The three Fellows were among 36 talented Fulbright Irish Awardees presented with awards at a Dublin Castle ceremony this month.
Academics, professionals and students from 13 Higher Education Institutions and organisations in Ireland will go to 30 leading U.S. institutions to study and collaborate with experts in their fields. This year’s Fulbright recipients are from diverse disciplines spanning technology, science, language, medicine and the arts. Celebrating diversity across topics, geography and backgrounds, increased funding from both the Irish and U.S. Governments has allowed the Fulbright Commission in Ireland to support a wider range and number of exciting study and research awardees than ever before.

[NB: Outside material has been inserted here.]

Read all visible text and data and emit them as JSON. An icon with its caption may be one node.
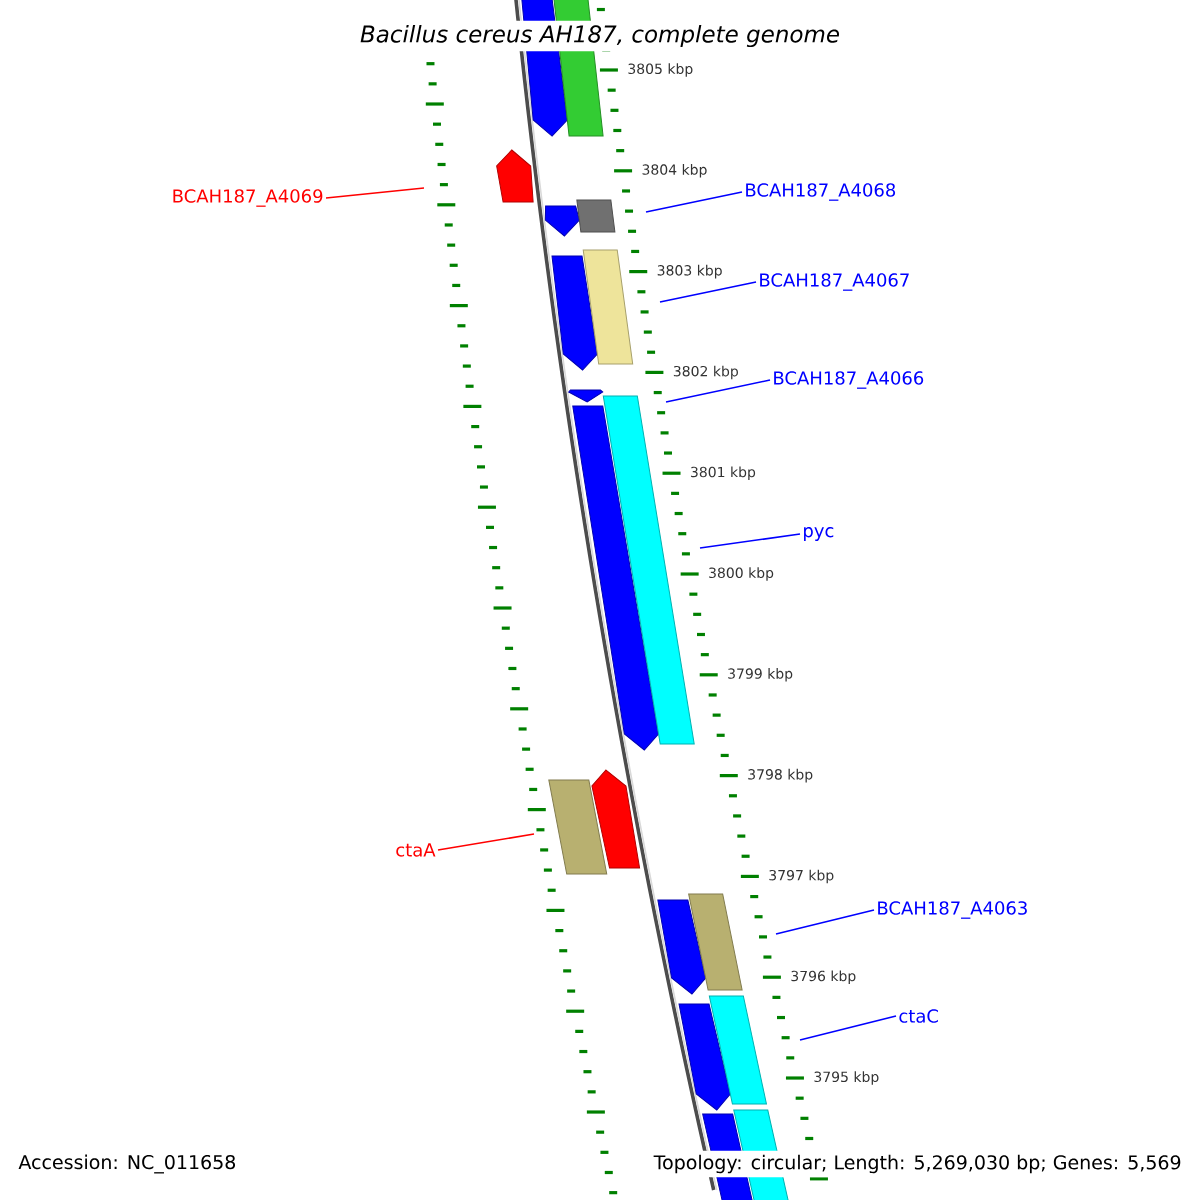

The Fulbright-Creative Ireland Programme Fellows 2019-2020 are Ms Maeve Casserly, Ms Patricia Kenny and Mr Fernando Sanchez-Migallon Cano.
Fulbright Student Awardee from UCD to the Harry Ransom Center, Maeve Casserly is a PhD candidate in the School of History, UCD and has an MPhil. in Public History and Cultural Heritage from TCD. Her doctoral research is on public engagement with history through commemorations during the Irish Decade of Centenaries. Her main focus is on engagement with women’s history during 2016-2018. Maeve’s research is informed by her work as a heritage practitioner – she is the current Dublin City Council Historian-in-Residence and works in the National Library of Ireland. As a Fulbright-Creative Ireland Programme Fellow, and to mark the US centenary of women’s suffrage in 2020 she will research and lead public engagement with the rich collections of the Harry Ransom Center, Austin, Texas.
A second year PhD candidate in UCD, Patricia Kenny is the Fulbright Student Awardee from UCD to the Smithsonian Institution, Washington DC. Her current research, funded by the Irish Research Council, and the National University of Ireland Travelling Studentship prize, focuses upon the use of unusual stone in European prehistoric societies. As a recipient of a Fulbright-Creative Ireland Programme Museum Fellowship, she will research this topic on an international scale at the Smithsonian Institution’s Department of Anthropology.
A second-year Government of Ireland Irish Research Council doctoral scholar at TCD, Fernando Sanchez-Migallon Cano is the Fulbright Student Awardee from TCD to Smithsonian Institution, Washington DC. His major field of research is art history and its application to museum studies focusing on the socio-cultural impact of exhibition making. As a Fulbright-Creative Ireland Programme Museum Fellow, he will conduct research at the Office of International Relationships, Smithsonian Institution, Washington DC. Fernando will examine the role of museums and cultural programmes in the construction and dissemination of knowledge.